Let’s sort out this Monroe conundrum. Finding that European powers were fighting their colonial brawls on the American continent, US president James Monroe told them to keep off the New World; in return the US wouldn’t poke its nose in European affairs. This 1823 statement is thought to have been a definitive proclamation of American isolationism.

Much water has churned the Atlantic and the Pacific since. Scholars now see traits of isolationism and interventionism in America’s global conduct—isolation during the 19th century, intervention in World War I, isolation during the Great Depression, intervention during World War II and thereafter. The fifties and the sixties saw the armed eagle flying around the world, but in 1969 Richard Nixon attempted, in vain, with his Guam doctrine, to take the Vietnam-scarred eagle back to its Monroe nest.
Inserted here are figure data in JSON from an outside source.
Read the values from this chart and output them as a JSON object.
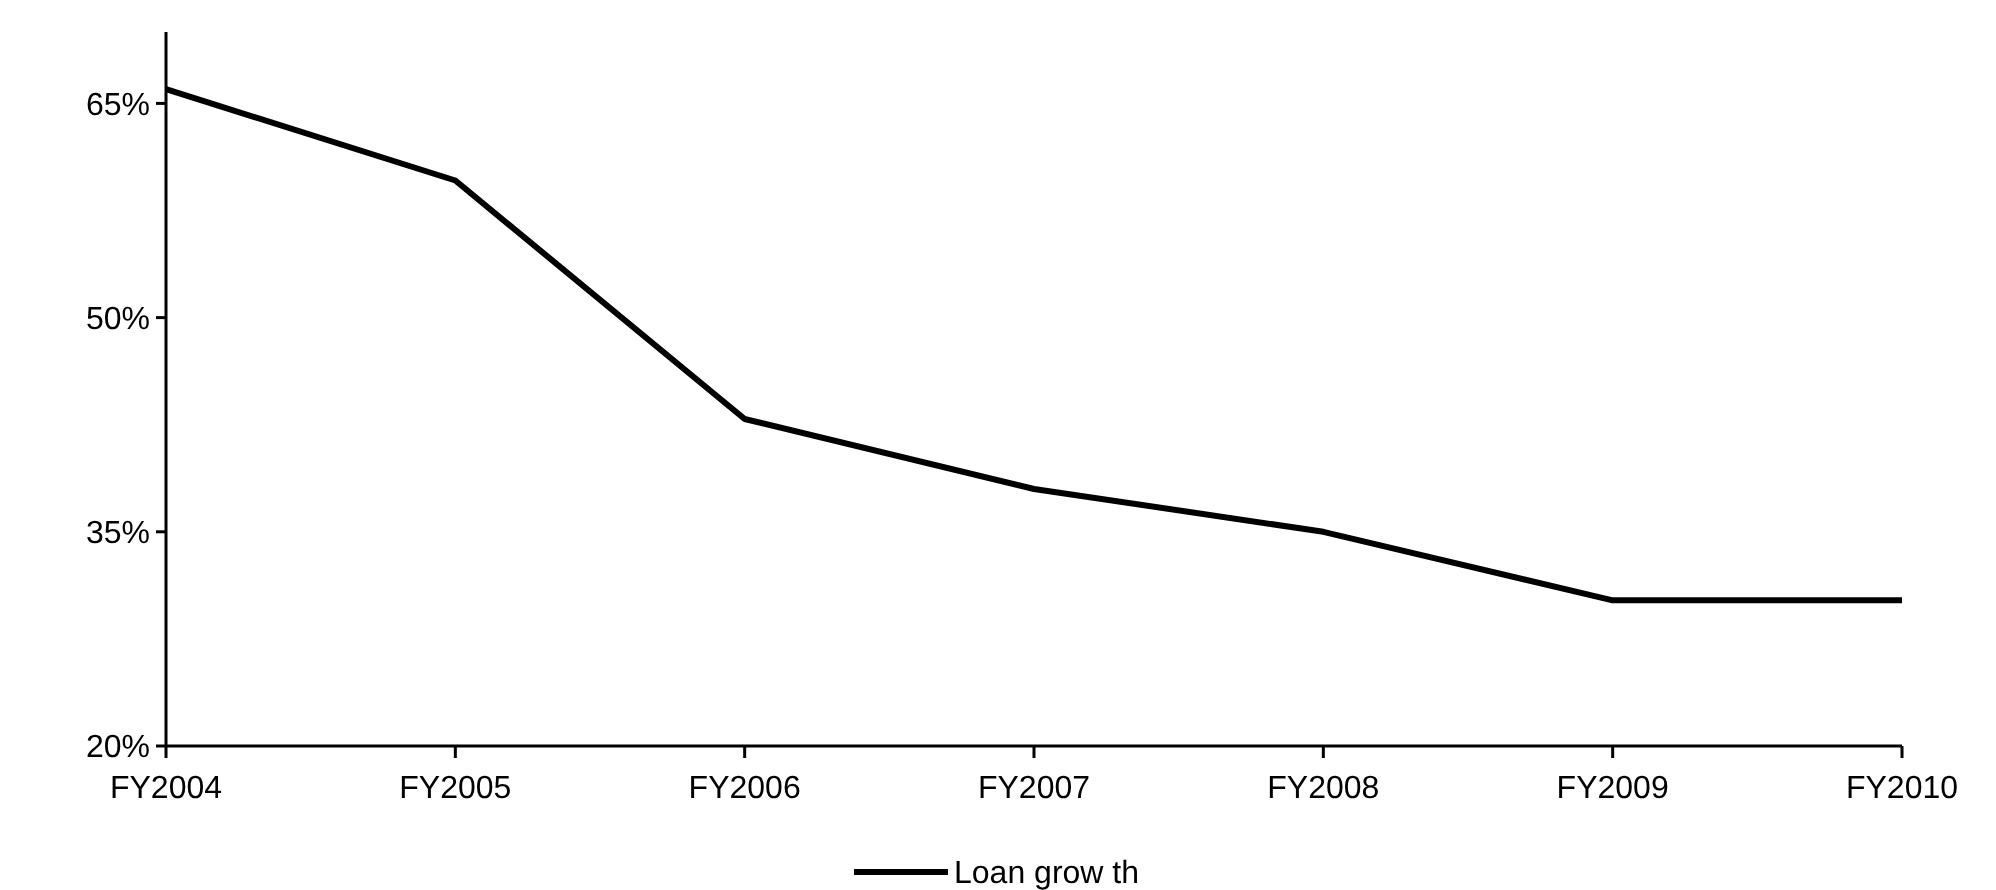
{
  "chart_data": {
    "type": "line",
    "categories": [
      "FY2004",
      "FY2005",
      "FY2006",
      "FY2007",
      "FY2008",
      "FY2009",
      "FY2010"
    ],
    "series": [
      {
        "name": "Loan grow th",
        "color": "#000000",
        "values": [
          66,
          59.6,
          42.9,
          38,
          35,
          30.2,
          30.2
        ]
      }
    ],
    "ylim": [
      20,
      70
    ],
    "yticks": [
      {
        "value": 20,
        "label": "20%"
      },
      {
        "value": 35,
        "label": "35%"
      },
      {
        "value": 50,
        "label": "50%"
      },
      {
        "value": 65,
        "label": "65%"
      }
    ],
    "legend": "bottom",
    "grid": false,
    "marker": "none",
    "line_style": "solid"
  }
}
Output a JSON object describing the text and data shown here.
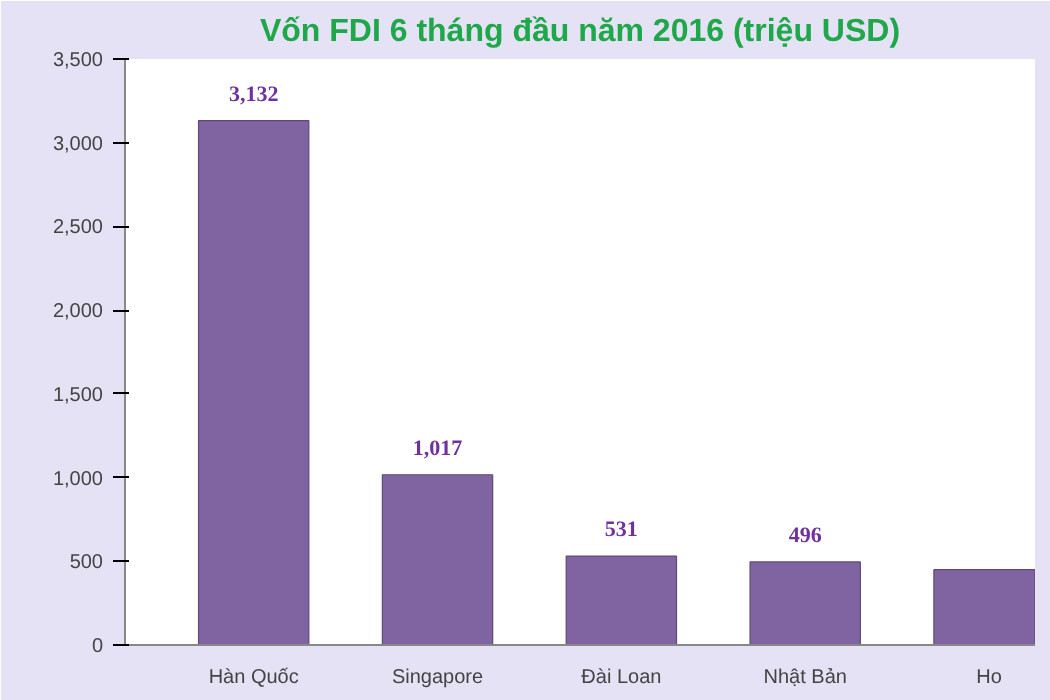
{
  "chart_data": {
    "type": "bar",
    "title": "Vốn FDI 6 tháng đầu năm 2016 (triệu USD)",
    "categories": [
      "Hàn Quốc",
      "Singapore",
      "Đài Loan",
      "Nhật Bản",
      "Ho"
    ],
    "values": [
      3132,
      1017,
      531,
      496,
      450
    ],
    "value_labels": [
      "3,132",
      "1,017",
      "531",
      "496",
      null
    ],
    "color": "#8064a2",
    "ylim": [
      0,
      3500
    ],
    "yticks": [
      {
        "value": 0,
        "label": "0"
      },
      {
        "value": 500,
        "label": "500"
      },
      {
        "value": 1000,
        "label": "1,000"
      },
      {
        "value": 1500,
        "label": "1,500"
      },
      {
        "value": 2000,
        "label": "2,000"
      },
      {
        "value": 2500,
        "label": "2,500"
      },
      {
        "value": 3000,
        "label": "3,000"
      },
      {
        "value": 3500,
        "label": "3,500"
      }
    ],
    "grid": false
  }
}
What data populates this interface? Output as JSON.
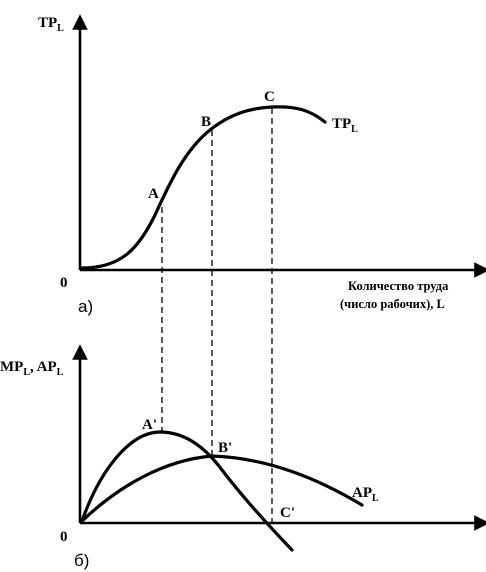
{
  "top_panel": {
    "y_axis_label": "TP",
    "y_axis_sub": "L",
    "origin_label": "0",
    "x_axis_label_line1": "Количество труда",
    "x_axis_label_line2": "(число рабочих), L",
    "panel_label": "а)",
    "curve_label": "TP",
    "curve_label_sub": "L",
    "point_a": "A",
    "point_b": "B",
    "point_c": "C"
  },
  "bottom_panel": {
    "y_axis_label": "MP",
    "y_axis_sub1": "L",
    "y_axis_sep": ", AP",
    "y_axis_sub2": "L",
    "origin_label": "0",
    "panel_label": "б)",
    "ap_label": "AP",
    "ap_label_sub": "L",
    "point_a": "A'",
    "point_b": "B'",
    "point_c": "C'"
  }
}
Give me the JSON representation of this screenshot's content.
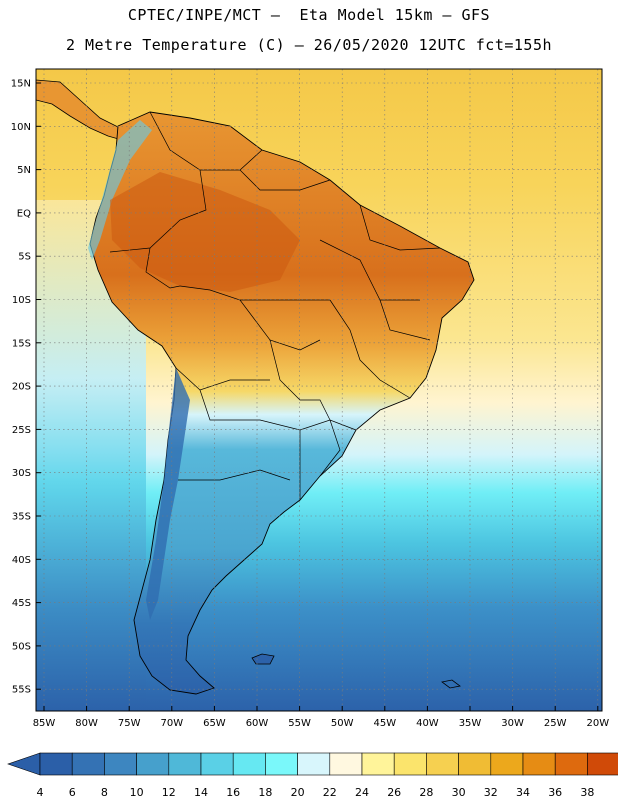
{
  "header": {
    "line1": "CPTEC/INPE/MCT –  Eta Model 15km – GFS",
    "line2": "2 Metre Temperature (C) – 26/05/2020 12UTC fct=155h"
  },
  "axes": {
    "lat_labels": [
      "15N",
      "10N",
      "5N",
      "EQ",
      "5S",
      "10S",
      "15S",
      "20S",
      "25S",
      "30S",
      "35S",
      "40S",
      "45S",
      "50S",
      "55S"
    ],
    "lon_labels": [
      "85W",
      "80W",
      "75W",
      "70W",
      "65W",
      "60W",
      "55W",
      "50W",
      "45W",
      "40W",
      "35W",
      "30W",
      "25W",
      "20W"
    ]
  },
  "legend": {
    "labels": [
      "4",
      "6",
      "8",
      "10",
      "12",
      "14",
      "16",
      "18",
      "20",
      "22",
      "24",
      "26",
      "28",
      "30",
      "32",
      "34",
      "36",
      "38"
    ],
    "colors": [
      "#2b5fa8",
      "#3472b4",
      "#3d86c0",
      "#46a0cc",
      "#4fb8d8",
      "#5ad0e6",
      "#66e8f2",
      "#7af8fa",
      "#d8f6fc",
      "#fff8e0",
      "#fff49a",
      "#fbe46c",
      "#f6d050",
      "#f0bc34",
      "#eca81c",
      "#e68c14",
      "#de6a0e",
      "#d04a08",
      "#c03804"
    ]
  },
  "colors": {
    "ocean_north": "#f8d45a",
    "ocean_mid": "#fff0a8",
    "ocean_south": "#3a8ac4",
    "land_hot": "#dc7a22",
    "land_warm": "#eeaa3c",
    "land_cool": "#4ab4d8",
    "land_cold": "#3070b0"
  }
}
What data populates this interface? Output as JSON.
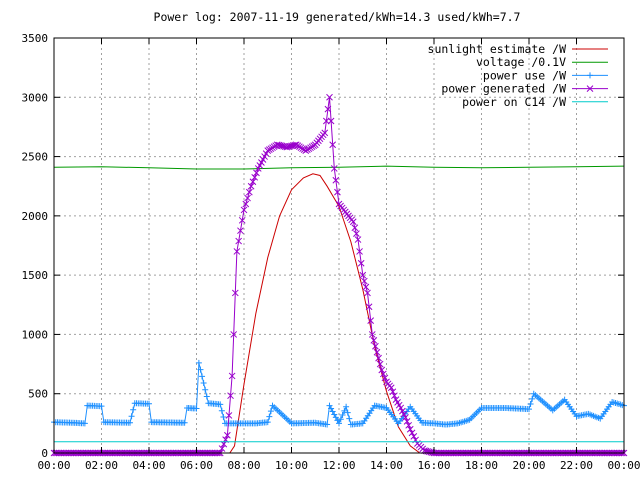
{
  "chart_data": {
    "type": "line",
    "title": "Power log: 2007-11-19 generated/kWh=14.3 used/kWh=7.7",
    "xlabel": "",
    "ylabel": "",
    "grid": true,
    "legend_position": "top-right",
    "x_range_hours": [
      0,
      24
    ],
    "ylim": [
      0,
      3500
    ],
    "xticks": [
      "00:00",
      "02:00",
      "04:00",
      "06:00",
      "08:00",
      "10:00",
      "12:00",
      "14:00",
      "16:00",
      "18:00",
      "20:00",
      "22:00",
      "00:00"
    ],
    "yticks": [
      0,
      500,
      1000,
      1500,
      2000,
      2500,
      3000,
      3500
    ],
    "series": [
      {
        "name": "sunlight estimate /W",
        "color": "#cc0000",
        "marker": "none",
        "x_hours": [
          0,
          7.4,
          7.6,
          8.0,
          8.5,
          9.0,
          9.5,
          10.0,
          10.5,
          10.9,
          11.2,
          11.5,
          12.0,
          12.5,
          13.0,
          13.5,
          14.0,
          14.5,
          15.0,
          15.4,
          15.8,
          24
        ],
        "values": [
          0,
          0,
          60,
          580,
          1180,
          1650,
          2000,
          2220,
          2320,
          2355,
          2340,
          2250,
          2080,
          1780,
          1380,
          900,
          520,
          220,
          60,
          0,
          0,
          0
        ]
      },
      {
        "name": "voltage /0.1V",
        "color": "#009900",
        "marker": "none",
        "x_hours": [
          0,
          2,
          4,
          6,
          8,
          10,
          12,
          14,
          16,
          18,
          20,
          22,
          24
        ],
        "values": [
          2410,
          2415,
          2405,
          2395,
          2395,
          2405,
          2410,
          2420,
          2410,
          2405,
          2410,
          2415,
          2420
        ]
      },
      {
        "name": "power use /W",
        "color": "#1e90ff",
        "marker": "plus",
        "x_hours": [
          0,
          0.8,
          1.3,
          1.4,
          2.0,
          2.1,
          3.2,
          3.4,
          4.0,
          4.1,
          5.5,
          5.6,
          6.0,
          6.1,
          6.5,
          7.0,
          7.2,
          8.5,
          9.0,
          9.2,
          10.0,
          11.0,
          11.5,
          11.6,
          12.0,
          12.3,
          12.5,
          13.0,
          13.5,
          14.0,
          14.5,
          15.0,
          15.5,
          16.0,
          16.5,
          17.0,
          17.5,
          18.0,
          19.0,
          20.0,
          20.2,
          21.0,
          21.5,
          22.0,
          22.5,
          23.0,
          23.5,
          24
        ],
        "values": [
          260,
          255,
          250,
          400,
          395,
          260,
          255,
          420,
          415,
          260,
          255,
          380,
          375,
          760,
          420,
          410,
          250,
          250,
          260,
          400,
          250,
          255,
          240,
          400,
          250,
          390,
          240,
          250,
          400,
          380,
          250,
          390,
          255,
          250,
          240,
          250,
          280,
          380,
          380,
          370,
          500,
          360,
          450,
          310,
          330,
          290,
          430,
          400
        ]
      },
      {
        "name": "power generated /W",
        "color": "#9900cc",
        "marker": "x",
        "x_hours": [
          0,
          7.0,
          7.3,
          7.5,
          7.7,
          8.0,
          8.3,
          8.6,
          9.0,
          9.4,
          9.8,
          10.2,
          10.6,
          11.0,
          11.4,
          11.6,
          11.8,
          12.0,
          12.2,
          12.4,
          12.6,
          12.8,
          13.0,
          13.2,
          13.4,
          13.6,
          13.8,
          14.0,
          14.2,
          14.4,
          14.6,
          14.8,
          15.0,
          15.3,
          15.6,
          16.0,
          24
        ],
        "values": [
          0,
          0,
          150,
          650,
          1700,
          2050,
          2250,
          2400,
          2550,
          2600,
          2580,
          2600,
          2550,
          2600,
          2700,
          3000,
          2400,
          2100,
          2050,
          2000,
          1950,
          1800,
          1500,
          1350,
          1000,
          850,
          700,
          600,
          550,
          450,
          380,
          300,
          200,
          80,
          20,
          0,
          0
        ]
      },
      {
        "name": "power on C14 /W",
        "color": "#00cccc",
        "marker": "none",
        "x_hours": [
          0,
          24
        ],
        "values": [
          95,
          95
        ]
      }
    ]
  }
}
Jim Carter let the eagle fly out as a dove of peace, but it got its wings burnt over the Persian sands. Since the days of Ron Reagan who succeeded him, the eagle has been poking its beak in every conflict on every continent. Trump thinks it’s all been a waste of US tax-payers’ money.

Trump has found a way to MAGA—invoke the Monroe doctrine “to restore American pre-eminence in the western hemisphere, and to protect our homeland and our access to key geographies throughout the region. We will deny non-hemispheric competitors [read China] the ability to position forces or other threatening capabilities, or to own or control strategically vital assets [like the Panama Canal] in our hemisphere”. He calls it a “Trump corollary to the Monroe doctrine”.

Got the point? He won’t let any eastern tyrant control assets on the American continent, invest in American military industries or dump cheap goods in American markets. He will guard the Caribbean and Latin American lands as his backyard. (Venezuelans, listen!) Xi may do whatever he fancies in most of Asia or Africa as long as those actions don’t threaten American interests there. (Taiwan, Japan, Australia, India, breathe easy!) Russia could be contained and confined—so one may assume—to eastern Europe and central Asia, and roped in to re-establish “strategic stability”.

Western Europe? Getting crowded by Asiatics and Africans, they are losing their “western identity” and facing “civilisational erasure”. They better control the inflow, and spend more euros on arming themselves.

If they don’t? Let the devil, the mullahs or Putin take them.